Un brindis por allende

EL GOLPE DE ESTADO

El 11 de septiembre de 1973 militares golpistas a las ordenes del general Pinochet, cercan el Palacio de la Moneda, sede del parlamento chileno, después de tomar la capital.

Allende, con un casco militar y un Kalashnikov regalo de Fidel Castro, se dirige al Pueblo desde la única radio que queda libre en el país, la radio del parlamento. El presidente chileno pronuncia un memorable discurso.

A las 11 de la mañana los golpistas dan a los cercados una tregua de 10 minutos y el presidente pide a los no armados que abandonen el Palacio de la Moneda.

A las 2 de la tarde cuando los fascistas entran a sangre y fuego en la moneda, Allende como el capitán que se hunde con el barco, muere en el palacio.

LA ÚLTIMA FOTOGRAFIA.

La imagen del Presidente Allende, ridícula y a la vez grandiosa, defendiendo armado el Palacio de la Moneda, muriendo de una manera heroica, contrasta con la reciente muerte de su antitesis el general Pinochet.

Si Salvador Allende fue el capitán del barco, Pinochet se ha comportado en sus últimos momentos como una rata.

Cercado por la justicia por varios, y gravísimos, delitos de corrupción, el, que siempre presumió de un gobierno limpio en el terreno económico, con su familia perseguida por diversos delitos, intentando zafarse patéticamente…El viril general postrado en sus últimos momentos, que no dudo en fingir invalidez para poder escapar de Garzón, que deja la responsabilidad de la tristemente famosa “Operación Cóndor” en manos de subordinados y mandos medios para librarse cobardemente de diversos procesos judiciales…Esta patética imagen final contrasta con la última fotografía de Allende digno y altivo a pesar de su ridículo atuendo.
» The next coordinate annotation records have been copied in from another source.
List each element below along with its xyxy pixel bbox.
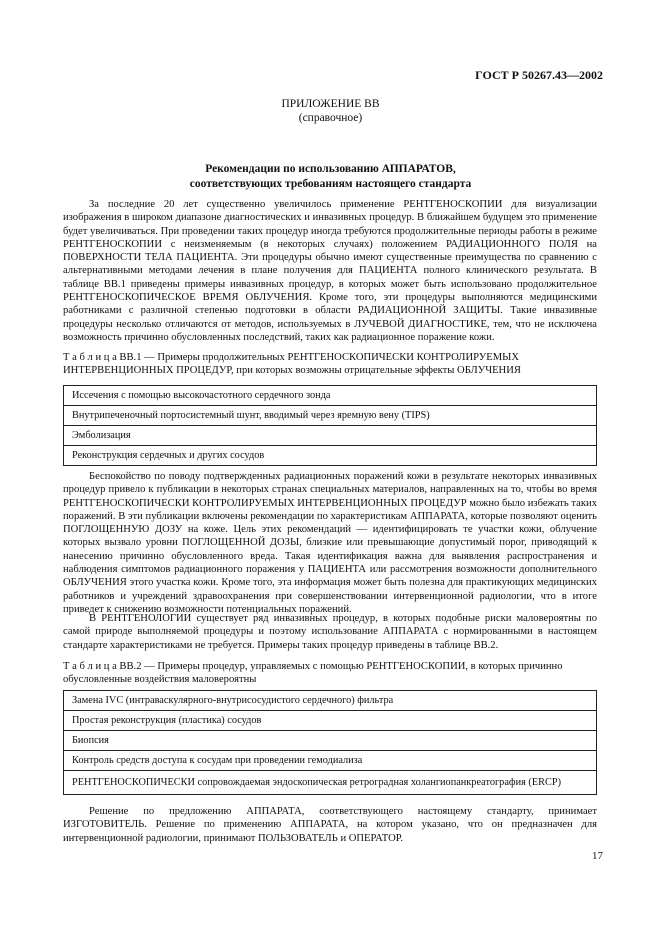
table-cell: Реконструкция сердечных и других сосудов bbox=[64, 446, 597, 466]
table1-caption bbox=[63, 351, 597, 378]
table1-caption-text: — Примеры продолжительных РЕНТГЕНОСКОПИЧЕСКИ КОНТРОЛИРУЕМЫХ ИНТЕРВЕНЦИОННЫХ ПРОЦЕДУР, при которых возможны отрицательные эффекты ОБЛУЧЕНИЯ bbox=[63, 352, 521, 377]
table-row bbox=[64, 426, 597, 446]
appendix-heading bbox=[0, 97, 661, 125]
table-cell: Иссечения с помощью высокочастотного сердечного зонда bbox=[64, 386, 597, 406]
table-cell: Эмболизация bbox=[64, 426, 597, 446]
table-cell: Биопсия bbox=[64, 731, 597, 751]
appendix-label: ПРИЛОЖЕНИЕ ВВ bbox=[281, 98, 380, 110]
table-cell: Внутрипеченочный портосистемный шунт, вводимый через яремную вену (TIPS) bbox=[64, 406, 597, 426]
appendix-sublabel: (справочное) bbox=[298, 112, 363, 124]
table-cell: РЕНТГЕНОСКОПИЧЕСКИ сопровождаемая эндоскопическая ретроградная холангиопанкреатография (ERCP) bbox=[64, 771, 597, 795]
table-row bbox=[64, 751, 597, 771]
table-bb1 bbox=[63, 385, 597, 466]
table-row bbox=[64, 731, 597, 751]
paragraph-4: Решение по предложению АППАРАТА, соответствующего настоящему стандарту, принимает ИЗГОТОВИТЕЛЬ. Решение по применению АППАРАТА, на котором указано, что он предназначен для интервенционной радиологии, принимают ПОЛЬЗОВАТЕЛЬ и ОПЕРАТОР. bbox=[63, 806, 597, 844]
table-row bbox=[64, 771, 597, 795]
table-row bbox=[64, 446, 597, 466]
page-number: 17 bbox=[592, 850, 603, 862]
title-line-2: соответствующих требованиям настоящего стандарта bbox=[189, 178, 472, 190]
table-cell: Замена IVC (интраваскулярного-внутрисосудистого сердечного) фильтра bbox=[64, 691, 597, 711]
table1-caption-label: Т а б л и ц а ВВ.1 bbox=[63, 352, 142, 363]
table2-caption-text: — Примеры процедур, управляемых с помощью РЕНТГЕНОСКОПИИ, в которых причинно обусловленные воздействия маловероятны bbox=[63, 661, 563, 686]
table-cell: Простая реконструкция (пластика) сосудов bbox=[64, 711, 597, 731]
paragraph-3: В РЕНТГЕНОЛОГИИ существует ряд инвазивных процедур, в которых подобные риски маловероятны по самой природе выполняемой процедуры и поэтому использование АППАРАТА с нормированными в настоящем стандарте характеристиками не требуется. Примеры таких процедур приведены в таблице ВВ.2. bbox=[63, 613, 597, 651]
table-row bbox=[64, 711, 597, 731]
table-cell: Контроль средств доступа к сосудам при проведении гемодиализа bbox=[64, 751, 597, 771]
table-row bbox=[64, 406, 597, 426]
table-row bbox=[64, 691, 597, 711]
table2-caption-label: Т а б л и ц а ВВ.2 bbox=[63, 661, 142, 672]
table2-caption bbox=[63, 660, 597, 687]
paragraph-2: Беспокойство по поводу подтвержденных радиационных поражений кожи в результате некоторых инвазивных процедур привело к публикации в некоторых странах специальных материалов, направленных на то, чтобы во время РЕНТГЕНОСКОПИЧЕСКИ КОНТРОЛИРУЕМЫХ ИНТЕРВЕНЦИОННЫХ ПРОЦЕДУР можно было избежать таких поражений. В эти публикации включены рекомендации по характеристикам АППАРАТА, которые позволяют оценить ПОГЛОЩЕННУЮ ДОЗУ на коже. Цель этих рекомендаций — идентифицировать те участки кожи, облучение которых вызвало уровни ПОГЛОЩЕННОЙ ДОЗЫ, близкие или превышающие допустимый порог, приводящий к нанесению причинно обусловленного вреда. Такая идентификация важна для выявления распространения и наблюдения симптомов радиационного поражения у ПАЦИЕНТА или рассмотрения возможности дополнительного ОБЛУЧЕНИЯ этого участка кожи. Кроме того, эта информация может быть полезна для практикующих медицинских работников и учреждений здравоохранения при совершенствовании интервенционной радиологии, что в итоге приведет к снижению возможности потенциальных поражений. bbox=[63, 471, 597, 615]
document-code: ГОСТ Р 50267.43—2002 bbox=[475, 68, 603, 82]
paragraph-1: За последние 20 лет существенно увеличилось применение РЕНТГЕНОСКОПИИ для визуализации изображения в широком диапазоне диагностических и инвазивных процедур. В ближайшем будущем это применение будет увеличиваться. При проведении таких процедур иногда требуются продолжительные периоды работы в режиме РЕНТГЕНОСКОПИИ с неизменяемым (в некоторых случаях) положением РАДИАЦИОННОГО ПОЛЯ на ПОВЕРХНОСТИ ТЕЛА ПАЦИЕНТА. Эти процедуры обычно имеют существенные преимущества по сравнению с альтернативными методами лечения в плане получения для ПАЦИЕНТА полного клинического результата. В таблице ВВ.1 приведены примеры инвазивных процедур, в которых может быть использовано продолжительное РЕНТГЕНОСКОПИЧЕСКОЕ ВРЕМЯ ОБЛУЧЕНИЯ. Кроме того, эти процедуры выполняются медицинскими работниками с различной степенью подготовки в области РАДИАЦИОННОЙ ЗАЩИТЫ. Такие инвазивные процедуры несколько отличаются от методов, используемых в ЛУЧЕВОЙ ДИАГНОСТИКЕ, тем, что не исключена возможность причинно обусловленных последствий, таких как радиационное поражение кожи. bbox=[63, 199, 597, 343]
section-title bbox=[0, 162, 661, 192]
table-bb2 bbox=[63, 690, 597, 795]
title-line-1: Рекомендации по использованию АППАРАТОВ, bbox=[205, 163, 456, 175]
table-row bbox=[64, 386, 597, 406]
Una imagen que tiene cierto paralelismo con la última fotografía de Patrice Lumumba. El líder congoleño asesinado en 1960 por soldados a las órdenes del coronel golpista Mobutu también, como Pinochet, apoyado por la CIA. En esta foto los soldados de Mobutu, después de torturarle delante de algunos periodistas, muestran la cara de Lumumba a las cámaras tirándole de los cabellos. La mirada triste de Patrice Lumumba, primer ministro del Congo, del hombre derrotado pero, a pesar de las vejaciones, nunca humillado es un símbolo de la lucha de los pueblos africanos.

EL SOCIALISMO DE ALLENDE

La muerte de Salvador Allende marca el final de una época. La revolución socialista desde el parlamento, la esperanza de muchos quedo brutalmente truncada aquel día de Septiembre en Santiago de Chile.

No dudando de la honestidad de Allende, claramente subestimo el poder de reacción de la burguesía y sobreestimo la solidez de la democracia parlamentaria. Allende era el líder del partido socialista de Chile pero ese partido nada tiene que ver con el actual socialismo de Chile o con otros partidos actuales de parecido nombre, PSOE por ejemplo.

Nacionalizó las compañías del carbón y el cobre, llevo a cabo una reforma agraria, nacionalizó algunas empresas…intento llevar una política socialista desde una democracia burguesa. Pero la burguesía no tiene problema alguno en instaurar una dictadura fascista cuando las cosas se le van de las manos.

Es fácil hacer paralelismos con algunos gobiernos sudamericanos actuales, especialmente Bolivia.

¿Hemos aprendido la lección? Solo con una revolución se puede llegar a hacer una política socialista.

El presidente Allende cometió graves errores, no olvidemos que fue él el que metió a Pinochet en un gabinete de seguridad nacional que luego se encargaría de desarmar y perseguir a militantes de izquierdas. No fue capaz de parar la huelga de la patronal transportista que paralizo el país, su gobierno no supo preparar al pueblo para lo que se avecinaba…pero, a pesar de todo Salvador Allende dejo una imagen valiente y honesta que respetamos.

¿Qué imagen ha dejado Pinochet?

LA MUERTE DEL DICTADOR

El 10 de diciembre a las 2 y cuarto de la tarde ha muerto a los 91 años el dictador victima de una crisis cardiaca. Cercado por la justicia, con su imagen de gestor honesto por el barro…miles de chilenos festejan su muerte por las calles.

A veces el tiempo pone a cada uno en su sitio y a veces existe la justicia poética.

Hoy millones de comunistas revolucionarios, progresistas antifascistas, el pueblo conciente celebramos la muerte del fascista levantando una copa en recuerdo de Salvador Allende.